Тетя Нюша повела плечами, улыбнулась и продолжала разматывать клубок новостей:

— У моей ухажер новый… Тебя месяц не было, а тут столько накрутилось! Вижу, устал ты… Ложись, отдыхай, тут все у тебя чисто: чуть ли не каждый день убирала.

Гаврилов поблагодарил и сказал, что он не устал и ложиться не будет, поедет сейчас на работу, только переоденется.



Тетя Нюша поняла, что ей нужно выйти. Проходя мимо комода, она задержала взгляд на портрете Либуше, покачала головой и вышла.

Гаврилов подошел к окну, долго глядел на красные корпуса домов шарикоподшипникового завода, на поле, созданное людьми на месте бывшего оврага, и в голове, как осенние облака, пронеслись мысли: «Вот нет еще одного болота, еще одной свалки, — скоро здесь подымутся светлые дома, молодые деревья, цветы, как же хорошо все это!»

Наскоро побрившись и переодевшись, он вышел из дому.

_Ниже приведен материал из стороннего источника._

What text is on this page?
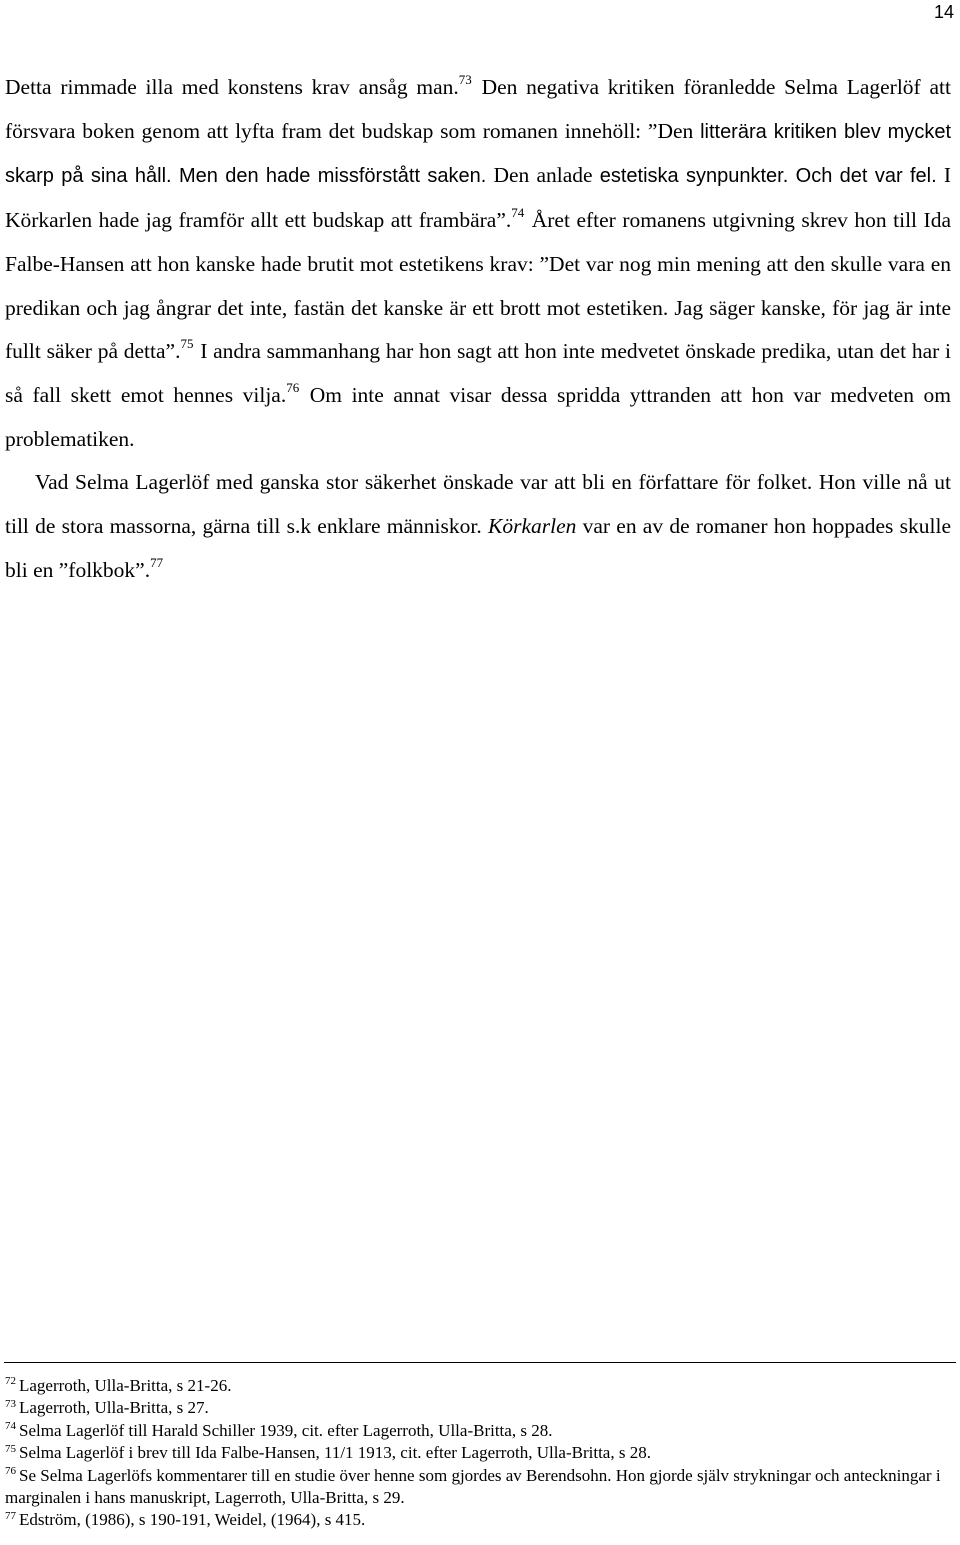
14

Detta rimmade illa med konstens krav ansåg man.$^{73}$ Den negativa kritiken föranledde Selma Lagerlöf att försvara boken genom att lyfta fram det budskap som romanen innehöll: ”Den litterära kritiken blev mycket skarp på sina håll. Men den hade missförstått saken. Den anlade estetiska synpunkter. Och det var fel. I Körkarlen hade jag framför allt ett budskap att frambära”.$^{74}$ Året efter romanens utgivning skrev hon till Ida Falbe-Hansen att hon kanske hade brutit mot estetikens krav: ”Det var nog min mening att den skulle vara en predikan och jag ångrar det inte, fastän det kanske är ett brott mot estetiken. Jag säger kanske, för jag är inte fullt säker på detta”.$^{75}$ I andra sammanhang har hon sagt att hon inte medvetet önskade predika, utan det har i så fall skett emot hennes vilja.$^{76}$ Om inte annat visar dessa spridda yttranden att hon var medveten om problematiken.

Vad Selma Lagerlöf med ganska stor säkerhet önskade var att bli en författare för folket. Hon ville nå ut till de stora massorna, gärna till s.k enklare människor. Körkarlen var en av de romaner hon hoppades skulle bli en ”folkbok”.$^{77}$

$^{72}$ Lagerroth, Ulla-Britta, s 21-26.

$^{73}$ Lagerroth, Ulla-Britta, s 27.

$^{74}$ Selma Lagerlöf till Harald Schiller 1939, cit. efter Lagerroth, Ulla-Britta, s 28.

$^{75}$ Selma Lagerlöf i brev till Ida Falbe-Hansen, 11/1 1913, cit. efter Lagerroth, Ulla-Britta, s 28.

$^{76}$ Se Selma Lagerlöfs kommentarer till en studie över henne som gjordes av Berendsohn. Hon gjorde själv strykningar och anteckningar i marginalen i hans manuskript, Lagerroth, Ulla-Britta, s 29.

$^{77}$ Edström, (1986), s 190-191, Weidel, (1964), s 415.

Пешком дошел до Крестьянской заставы, там взял такси и поехал в мастерскую.

Складнев вышел из–за стола навстречу Гаврилову.

— Поздравляю! Баланс на проволоке кончился. Дано указание готовить чертежи к вашему проекту. Здорово, а? А старикашка скис и, хотя и здоров, в академии не появляется и на архитектурный совет не ходит… Ну да бог с ним! Понравился Липецк? Что-о? Нет, голубчик, теперь не отпущу вас никуда. Готовьте чемодан — едем в Чехословакию знакомиться с новым строительством.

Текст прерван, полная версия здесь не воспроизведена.